- Theatrical release poster
- Directed by: Vamsy
- Written by: Vamsy Sankaramanchi Parthasaradhi (dialogues)
- Produced by: M. L. Kumar Chowdary
- Starring: Srikanth Laya
- Cinematography: Loki P. Goud
- Edited by: Basva Paidireddy
- Music by: Chakri
- Production company: Kirthi Creations
- Release date: 26 June 2003;
- Country: India
- Language: Telugu

= Donga Ramudu and Party =

Donga Ramudu and Party is a 2003 Indian Telugu-language comedy film written and directed by Vamsy. It stars Srikanth and Laya in the lead roles. The music of the film was composed by Chakri. The film released on 26 June 2003.

==Plot==
Rama Krishna is a petty thief with his four-member team that also includes a lady. He falls in love with a journalist Vasantha Lakshmi.

Then there is a village in Konaseema called Kotayyavaripalem. There used to be an illustrious gentleman called Kotayya on whom the village is named after. His only daughter eloped with a guy she loved. Koatayya died later by writing a will that all his property should be passed on to the offspring of his daughter. He gave the responsibility of finding out the heir to a loyal man Somayajulu.
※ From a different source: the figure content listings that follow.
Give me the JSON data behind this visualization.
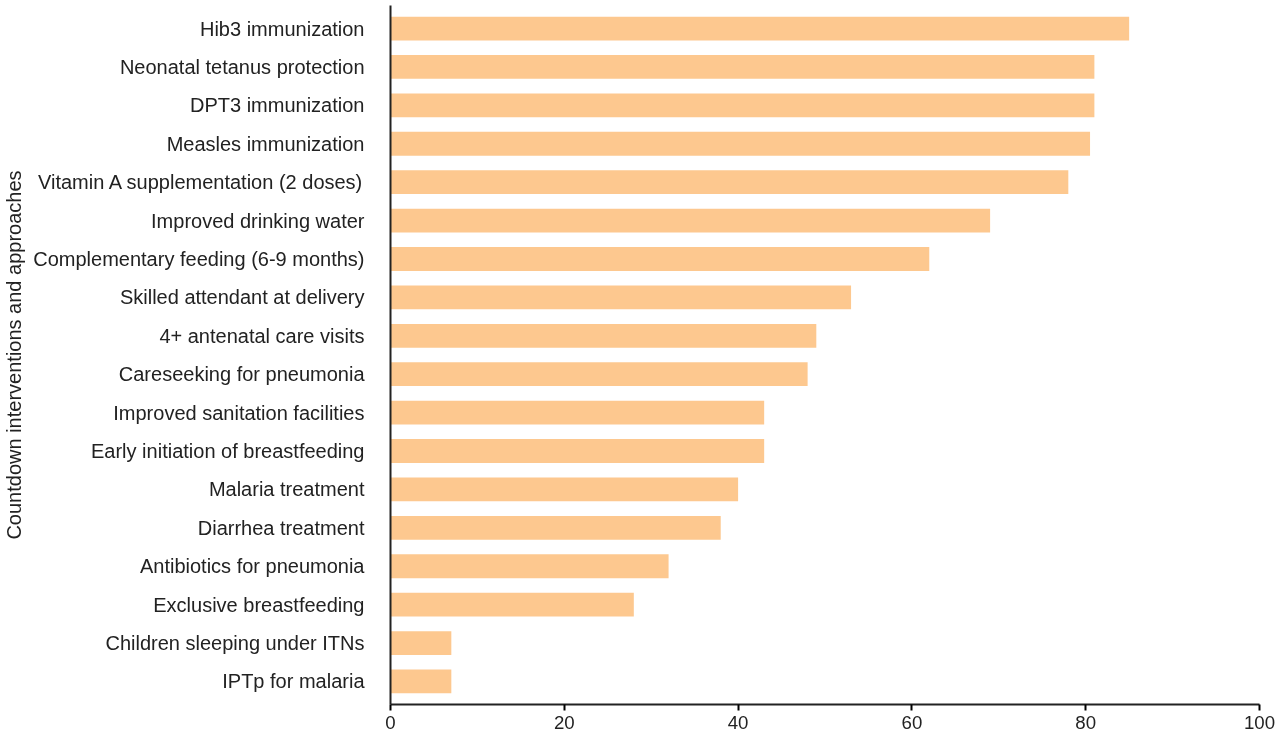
{
  "chart_data": {
    "type": "bar",
    "orientation": "horizontal",
    "ylabel": "Countdown interventions and approaches",
    "categories": [
      "Hib3 immunization",
      "Neonatal tetanus protection",
      "DPT3 immunization",
      "Measles immunization",
      "Vitamin A supplementation (2 doses)",
      "Improved drinking water",
      "Complementary feeding (6-9 months)",
      "Skilled attendant at delivery",
      "4+ antenatal care visits",
      "Careseeking for pneumonia",
      "Improved sanitation facilities",
      "Early initiation of breastfeeding",
      "Malaria treatment",
      "Diarrhea treatment",
      "Antibiotics for pneumonia",
      "Exclusive breastfeeding",
      "Children sleeping under ITNs",
      "IPTp for malaria"
    ],
    "values": [
      85,
      81,
      81,
      80.5,
      78,
      69,
      62,
      53,
      49,
      48,
      43,
      43,
      40,
      38,
      32,
      28,
      7,
      7
    ],
    "color": "#fdc88f",
    "xlim": [
      0,
      100
    ],
    "xticks": [
      0,
      20,
      40,
      60,
      80,
      100
    ],
    "grid": false
  }
}
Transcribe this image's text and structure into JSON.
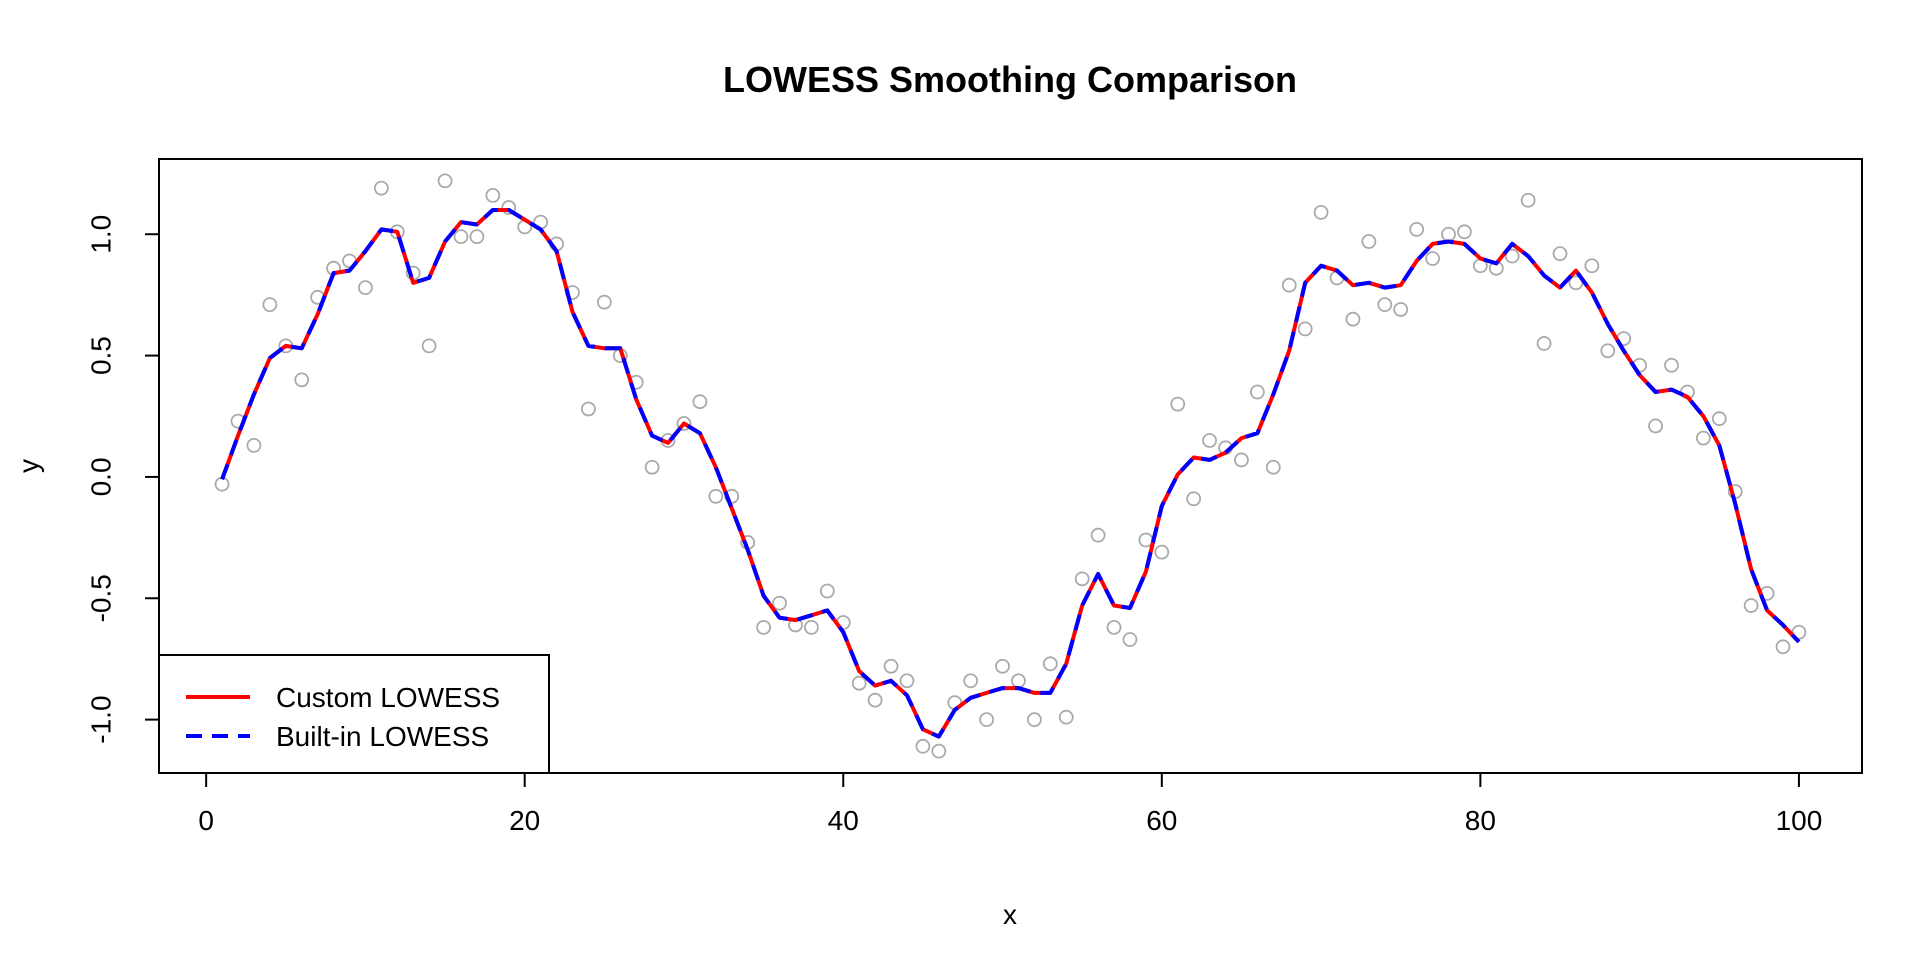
{
  "chart_data": {
    "type": "line",
    "title": "LOWESS Smoothing Comparison",
    "xlabel": "x",
    "ylabel": "y",
    "xlim": [
      -2.96,
      103.96
    ],
    "ylim": [
      -1.22,
      1.31
    ],
    "xticks": [
      0,
      20,
      40,
      60,
      80,
      100
    ],
    "xtick_labels": [
      "0",
      "20",
      "40",
      "60",
      "80",
      "100"
    ],
    "yticks": [
      -1.0,
      -0.5,
      0.0,
      0.5,
      1.0
    ],
    "ytick_labels": [
      "-1.0",
      "-0.5",
      "0.0",
      "0.5",
      "1.0"
    ],
    "grid": false,
    "legend_position": "bottom-left",
    "points": {
      "x": [
        1,
        2,
        3,
        4,
        5,
        6,
        7,
        8,
        9,
        10,
        11,
        12,
        13,
        14,
        15,
        16,
        17,
        18,
        19,
        20,
        21,
        22,
        23,
        24,
        25,
        26,
        27,
        28,
        29,
        30,
        31,
        32,
        33,
        34,
        35,
        36,
        37,
        38,
        39,
        40,
        41,
        42,
        43,
        44,
        45,
        46,
        47,
        48,
        49,
        50,
        51,
        52,
        53,
        54,
        55,
        56,
        57,
        58,
        59,
        60,
        61,
        62,
        63,
        64,
        65,
        66,
        67,
        68,
        69,
        70,
        71,
        72,
        73,
        74,
        75,
        76,
        77,
        78,
        79,
        80,
        81,
        82,
        83,
        84,
        85,
        86,
        87,
        88,
        89,
        90,
        91,
        92,
        93,
        94,
        95,
        96,
        97,
        98,
        99,
        100
      ],
      "y": [
        -0.03,
        0.23,
        0.13,
        0.71,
        0.54,
        0.4,
        0.74,
        0.86,
        0.89,
        0.78,
        1.19,
        1.01,
        0.84,
        0.54,
        1.22,
        0.99,
        0.99,
        1.16,
        1.11,
        1.03,
        1.05,
        0.96,
        0.76,
        0.28,
        0.72,
        0.5,
        0.39,
        0.04,
        0.15,
        0.22,
        0.31,
        -0.08,
        -0.08,
        -0.27,
        -0.62,
        -0.52,
        -0.61,
        -0.62,
        -0.47,
        -0.6,
        -0.85,
        -0.92,
        -0.78,
        -0.84,
        -1.11,
        -1.13,
        -0.93,
        -0.84,
        -1.0,
        -0.78,
        -0.84,
        -1.0,
        -0.77,
        -0.99,
        -0.42,
        -0.24,
        -0.62,
        -0.67,
        -0.26,
        -0.31,
        0.3,
        -0.09,
        0.15,
        0.12,
        0.07,
        0.35,
        0.04,
        0.79,
        0.61,
        1.09,
        0.82,
        0.65,
        0.97,
        0.71,
        0.69,
        1.02,
        0.9,
        1.0,
        1.01,
        0.87,
        0.86,
        0.91,
        1.14,
        0.55,
        0.92,
        0.8,
        0.87,
        0.52,
        0.57,
        0.46,
        0.21,
        0.46,
        0.35,
        0.16,
        0.24,
        -0.06,
        -0.53,
        -0.48,
        -0.7,
        -0.64
      ]
    },
    "series": [
      {
        "name": "Custom LOWESS",
        "color": "#ff0000",
        "style": "solid",
        "x": [
          1,
          2,
          3,
          4,
          5,
          6,
          7,
          8,
          9,
          10,
          11,
          12,
          13,
          14,
          15,
          16,
          17,
          18,
          19,
          20,
          21,
          22,
          23,
          24,
          25,
          26,
          27,
          28,
          29,
          30,
          31,
          32,
          33,
          34,
          35,
          36,
          37,
          38,
          39,
          40,
          41,
          42,
          43,
          44,
          45,
          46,
          47,
          48,
          49,
          50,
          51,
          52,
          53,
          54,
          55,
          56,
          57,
          58,
          59,
          60,
          61,
          62,
          63,
          64,
          65,
          66,
          67,
          68,
          69,
          70,
          71,
          72,
          73,
          74,
          75,
          76,
          77,
          78,
          79,
          80,
          81,
          82,
          83,
          84,
          85,
          86,
          87,
          88,
          89,
          90,
          91,
          92,
          93,
          94,
          95,
          96,
          97,
          98,
          99,
          100
        ],
        "y": [
          -0.01,
          0.17,
          0.34,
          0.49,
          0.54,
          0.53,
          0.67,
          0.84,
          0.85,
          0.93,
          1.02,
          1.01,
          0.8,
          0.82,
          0.97,
          1.05,
          1.04,
          1.1,
          1.1,
          1.06,
          1.02,
          0.93,
          0.68,
          0.54,
          0.53,
          0.53,
          0.32,
          0.17,
          0.14,
          0.22,
          0.18,
          0.04,
          -0.13,
          -0.3,
          -0.49,
          -0.58,
          -0.59,
          -0.57,
          -0.55,
          -0.64,
          -0.8,
          -0.86,
          -0.84,
          -0.9,
          -1.04,
          -1.07,
          -0.96,
          -0.91,
          -0.89,
          -0.87,
          -0.87,
          -0.89,
          -0.89,
          -0.77,
          -0.53,
          -0.4,
          -0.53,
          -0.54,
          -0.39,
          -0.12,
          0.01,
          0.08,
          0.07,
          0.1,
          0.16,
          0.18,
          0.34,
          0.52,
          0.8,
          0.87,
          0.85,
          0.79,
          0.8,
          0.78,
          0.79,
          0.89,
          0.96,
          0.97,
          0.96,
          0.9,
          0.88,
          0.96,
          0.91,
          0.83,
          0.78,
          0.85,
          0.76,
          0.63,
          0.52,
          0.42,
          0.35,
          0.36,
          0.33,
          0.25,
          0.13,
          -0.11,
          -0.38,
          -0.55,
          -0.61,
          -0.68
        ]
      },
      {
        "name": "Built-in LOWESS",
        "color": "#0000ff",
        "style": "dashed",
        "x": [
          1,
          2,
          3,
          4,
          5,
          6,
          7,
          8,
          9,
          10,
          11,
          12,
          13,
          14,
          15,
          16,
          17,
          18,
          19,
          20,
          21,
          22,
          23,
          24,
          25,
          26,
          27,
          28,
          29,
          30,
          31,
          32,
          33,
          34,
          35,
          36,
          37,
          38,
          39,
          40,
          41,
          42,
          43,
          44,
          45,
          46,
          47,
          48,
          49,
          50,
          51,
          52,
          53,
          54,
          55,
          56,
          57,
          58,
          59,
          60,
          61,
          62,
          63,
          64,
          65,
          66,
          67,
          68,
          69,
          70,
          71,
          72,
          73,
          74,
          75,
          76,
          77,
          78,
          79,
          80,
          81,
          82,
          83,
          84,
          85,
          86,
          87,
          88,
          89,
          90,
          91,
          92,
          93,
          94,
          95,
          96,
          97,
          98,
          99,
          100
        ],
        "y": [
          -0.01,
          0.17,
          0.34,
          0.49,
          0.54,
          0.53,
          0.67,
          0.84,
          0.85,
          0.93,
          1.02,
          1.01,
          0.8,
          0.82,
          0.97,
          1.05,
          1.04,
          1.1,
          1.1,
          1.06,
          1.02,
          0.93,
          0.68,
          0.54,
          0.53,
          0.53,
          0.32,
          0.17,
          0.14,
          0.22,
          0.18,
          0.04,
          -0.13,
          -0.3,
          -0.49,
          -0.58,
          -0.59,
          -0.57,
          -0.55,
          -0.64,
          -0.8,
          -0.86,
          -0.84,
          -0.9,
          -1.04,
          -1.07,
          -0.96,
          -0.91,
          -0.89,
          -0.87,
          -0.87,
          -0.89,
          -0.89,
          -0.77,
          -0.53,
          -0.4,
          -0.53,
          -0.54,
          -0.39,
          -0.12,
          0.01,
          0.08,
          0.07,
          0.1,
          0.16,
          0.18,
          0.34,
          0.52,
          0.8,
          0.87,
          0.85,
          0.79,
          0.8,
          0.78,
          0.79,
          0.89,
          0.96,
          0.97,
          0.96,
          0.9,
          0.88,
          0.96,
          0.91,
          0.83,
          0.78,
          0.85,
          0.76,
          0.63,
          0.52,
          0.42,
          0.35,
          0.36,
          0.33,
          0.25,
          0.13,
          -0.11,
          -0.38,
          -0.55,
          -0.61,
          -0.68
        ]
      }
    ],
    "point_color": "#aaaaaa"
  }
}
Vasantha Lakshmi is sent on to investigate more about that village by the editor. Rama Krishna, who is running away from the impending police plans to pretend as the grandson of Kotayya and enters Kotayyavaripalem. The rest of the story revolves around the point of Rama Krishna duping the village men and then reforming himself into a good human being with the help of Vasantha Lakshmi.

==Cast==

Source:

==Soundtrack==
Music by Chakri. Devender Goud attended the film's audio launch.
- "Sirisiri Mallena" - S. P. Balasubrahmanyam, Sujatha
- "Preme Panchami Vennela" - S. P. Balasubrahmanyam, Sujatha
- "Chalirathiri Vastavani" - Srinivas, Sujatha
- "Edo Edo Teeyani Daaham" - S. P. Balasubrahmanyam, Sujatha
- "Kallallone Nuvvu" - S. P. Balasubrahmanyam, Sujatha
- "Vannelunna Naari" - S. P. Balasubrahmanyam, Sujatha

== Reception ==
A critic from Sify wrote that "It is a predictable film with no twists in the climax. Vamsi has tried to recreate the magic of Avunu Valliddharu Ishta Paddaru, but the narration goes awry". Jeevi of Idlebrain.com wrote that "Vamsi - who mastered the art of village comedy with his typical characterization ability - could not succeed in generating the desired result because of the improper screenplay and narration".